En revanche, il déclenche une violente campagne contre le gouvernement libanais, accusé de complicité avec les monopoles pétroliers et l'impérialisme. Bagdad reproche à Beyrouth d'avoir adopté à son égard une attitude inamicale lors de son conflit avec l'IPC et d'avoir nationalisé les oléoducs du consortium que le gouvernement irakien souhaitait acquérir pour assurer l'écoulement de son pétrole nationalisé. En guise de représailles, le général Bakr décrète, le 12 mars, le boycottage de tous les produits libanais.

Pour s'affirmer davantage sur la scène arabe, l'Irak joue la carte palestinienne, à un moment où la plupart des autres pays frères sont en conflit avec les fedayin ou paraissent s'en désintéresser.
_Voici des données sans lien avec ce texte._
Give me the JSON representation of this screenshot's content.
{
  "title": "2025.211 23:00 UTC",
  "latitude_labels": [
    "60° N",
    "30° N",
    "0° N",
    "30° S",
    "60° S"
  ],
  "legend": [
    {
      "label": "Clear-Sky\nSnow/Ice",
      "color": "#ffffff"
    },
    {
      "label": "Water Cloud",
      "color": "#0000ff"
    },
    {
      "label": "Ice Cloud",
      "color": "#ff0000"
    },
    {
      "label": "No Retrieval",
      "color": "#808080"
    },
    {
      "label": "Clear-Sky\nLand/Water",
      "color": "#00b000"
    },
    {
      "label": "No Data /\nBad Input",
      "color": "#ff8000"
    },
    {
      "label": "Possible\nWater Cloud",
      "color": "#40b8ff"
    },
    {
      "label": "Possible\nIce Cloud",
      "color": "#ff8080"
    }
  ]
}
On apprenait, en septembre 1972, de source bien informée, que l'Irak avait mis à la disposition des organisations de commandos ses aérodromes et ses ports pour la réception d'armement envoyé notamment de l'URSS. Il octroie, le 7 février, un don de 3 millions de dollars à l'Organisation de libération de la Palestine, et, un mois plus tard, verse au gouvernement du Caire quelque 6 millions de dollars en guise de contribution à l'effort de guerre.

Moscou

L'Union soviétique – dont le traité d'amitié signé avec Bagdad le 9 avril 1972 est entré en vigueur le 20 juillet – favorise discrètement les desseins du régime baasiste. Moscou, rapporte-t-on, intervient auprès des dirigeants kurdes, exerce même des pressions amicales afin de les amener à modérer leurs revendications et d'éviter tout conflit armé avec le gouvernement central. La diplomatie soviétique déploie des efforts soutenus pour normaliser les rapports entre l'Irak et l'Iran, avec lesquels l'URSS tient à poursuivre une fructueuse coopération.

On ignore le rôle joué par Moscou dans le conflit irako-koweitien, mais la plupart des observateurs estiment que les visées territoriales de Bagdad bénéficient de toute la sympathie des dirigeants soviétiques, qui comptent sur l'Irak pour faire obstacle à la pénétration de l'Iran et de l'Arabie Saoudite, soutenus par les Anglo-Américains, dans les émirats du golfe Persique. L'Irak – encore plus que la Syrie – paraît occuper une place de choix dans la stratégie du Kremlin.

C'est d'ailleurs de Bagdad que partent la plupart des appels à la nationalisation des compagnies concessionnaires, dans leur majorité contrôlées par Londres et Washington, et à la lutte contre les intérêts américains. Bien que le régime baasiste admette, en juillet 1972, la désignation d'un représentant officieux de Washington à Bagdad, il persiste à ne pas vouloir rétablir les relations diplomatiques avec les États-Unis.

Il n'est pas étonnant dès lors que les relations entre Moscou et Bagdad se consolident et se développent. Le général Bakr est le premier chef de l'État irakien qui entreprend une visite officielle en URSS (14/19 sept. 1972).

Il est même question, en septembre, de l'adhésion de l'Irak au Comecon. Le 21 septembre, l'URSS accepte que Bagdad règle les dettes contractées jusqu'en 1980 sous forme de pétrole brut. D'autres pays communistes suivent l'exemple de l'Union soviétique pour soulager la trésorerie de l'Irak et lui faciliter l'écoulement du pétrole nationalisé.

France

Cependant le régime baasiste n'entend pas être cantonné dans un tête-à-tête avec le monde communiste. Il s'efforce de développer ses relations avec l'Europe occidentale, en particulier avec la France, en raison de « l'attitude impartiale » adoptée par celle-ci dans le conflit du Proche-Orient. Avant la liquidation du contentieux qui oppose l'Irak à l'IPC (convention du 28 février), la Compagnie française des pétroles signe, le 5 février, un contrat qui lui assure la livraison, pendant dix ans, du brut irakien à des conditions avantageuses et qui couvrira plus de 10 % des besoins énergétiques de la France. Début mai, le gouvernement de Bagdad et l'ERAP parviennent à un compromis qui permet à la société nationale française de reprendre l'exploitation des champs pétrolifères qui lui avaient été attribués en 1968.